What is it?
Plantar fasciitis is one of the most common causes of foot pain and the most common cause of heel pain in adults. The plantar fascia is a connective tissue, similar to a ligament. It travels from the heel to the toes. The fascia provides support as the toes bear the body’s weight when the heel rises during walking. Strain on the plantar fascia can cause damage which results in pain. Plantar fasciitis is generally self-limiting meaning that most people’s pain will go away by itself. However, while recovery is generally good, it’s very slow in 80% of patients. It can take up to 12 months for the pain to go away.
How did I get it?
Plantar fasciitis is more likely to occur in people whose lifestyle or occupation causes an abnormal amount of stretching of the plantar fascia.
Factors that increase the risk include:
- Long-distance running, especially during intensive training
- Poorly fitted shoes
- Standing for long periods of time
- Dancing, especially ballet and aerobic dance
- Repeated squatting or standing on the toes
What are the symptoms?
The most common symptom of plantar fasciitis is pain beneath the heel and sole of the foot. The pain is usually worse first thing in the morning (the first couple of steps after getting out of bed until it warms up) but there can be two peaks during the day. Pain may also be present after other periods of rest such as prolonged sitting. The second peak of the day is usually after prolonged or vigorous activity.
What should I do?
While usually mild and self-limiting it may be necessary to seek medical advice to rule out other disease processes which may mimic plantar fasciitis and fine tune the rehab protocol. Ignoring the pain tends to have poorer outcomes than engaging in early rehab.
How is a diagnosis made?
Usually a diagnosis can be made on the nature of the symptoms and examination findings. Occasionally an imaging test may also be needed.
What does rehab involve?
Pain medication tends not to be particularly effective for plantar fasciitis. A trial of anti-inflammatories or simple pain relief medication like paracetamol may however be worthwhile initially or if the symptoms are severe.
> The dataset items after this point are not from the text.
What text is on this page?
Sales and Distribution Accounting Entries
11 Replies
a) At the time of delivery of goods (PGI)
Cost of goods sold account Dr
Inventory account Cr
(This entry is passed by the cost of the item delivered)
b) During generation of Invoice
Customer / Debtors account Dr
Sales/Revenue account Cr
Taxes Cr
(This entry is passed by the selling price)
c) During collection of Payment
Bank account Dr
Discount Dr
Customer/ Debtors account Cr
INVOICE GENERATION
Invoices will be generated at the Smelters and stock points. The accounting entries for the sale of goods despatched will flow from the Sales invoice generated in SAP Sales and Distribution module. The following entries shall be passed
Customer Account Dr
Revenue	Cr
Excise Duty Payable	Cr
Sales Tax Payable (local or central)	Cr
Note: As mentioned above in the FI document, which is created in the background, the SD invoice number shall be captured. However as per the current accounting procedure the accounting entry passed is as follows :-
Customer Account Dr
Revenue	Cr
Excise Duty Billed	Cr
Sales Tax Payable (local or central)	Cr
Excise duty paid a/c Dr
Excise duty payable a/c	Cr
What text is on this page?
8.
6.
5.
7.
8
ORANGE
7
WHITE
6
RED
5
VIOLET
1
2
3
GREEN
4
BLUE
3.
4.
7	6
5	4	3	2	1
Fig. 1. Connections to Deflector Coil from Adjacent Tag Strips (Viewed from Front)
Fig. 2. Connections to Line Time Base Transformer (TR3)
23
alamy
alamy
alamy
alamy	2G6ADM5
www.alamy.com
Exercise therapy including stretching and strengthening and self- massage should be the mainstay of treatment. Please see the attached video supplement with exercise demonstrations.
Taping the affected foot with a special technique known as low-Dye taping may be beneficial. The tape acts to support the fascia so that it is not stressed as much during activity. Low-Dye taping is cheap but temporary and can be used to determine whether it is worth investing in protective footwear or orthotics.
Protective footwear and orthotics:
Arch supporting shoes and orthotics can help decrease pain. If there is a good response to taping it is probably worthwhile investing in orthotics.
These devices put your foot in a stretched position overnight as you sleep. It is like doing a mild stretch for many hours. They may be of some use.
An injection of cortisone, which is an anti-inflammatory steroid medication, may be given to relieve pain. Relief from a cortisone injection is usually highly effective but temporary. It may last as long as many months but as little as a few weeks. There is some contention regarding how many times an injection can be repeated but generally it will be considered twice before pursuing surgical options. The injection can be painful and has an extremely small risk of causing infection. One theoretical side effect of a cortisone injection is that it can weaken the tissue and result in a rupture of the plantar fascia. The risk of this is low, approximately 1/1000.
A cortisone injection is usually used in two groups of patients. The first group have milder symptoms or can alternate their duties so they can work around the pain. In this group an injection is performed when the pain has been present for a long period of time and an extensive trial of physical therapy has failed. The second group is patients with extreme symptoms or who for some reason cannot wait for physical therapy to become effective. This group usually receives an earlier injection but must also engage in physical therapy or the pain will just return once the injection wears off.
Shock wave therapy:
Shockwave therapy can be considered. It may offer some benefit.Surgery:New endoscopic treatment is minimally invasive and effective with a very rapid recovery time. Surgery, though, is rarely required for people with plantar fasciitis. It would only be recommended if all other treatments prove unsuccessful.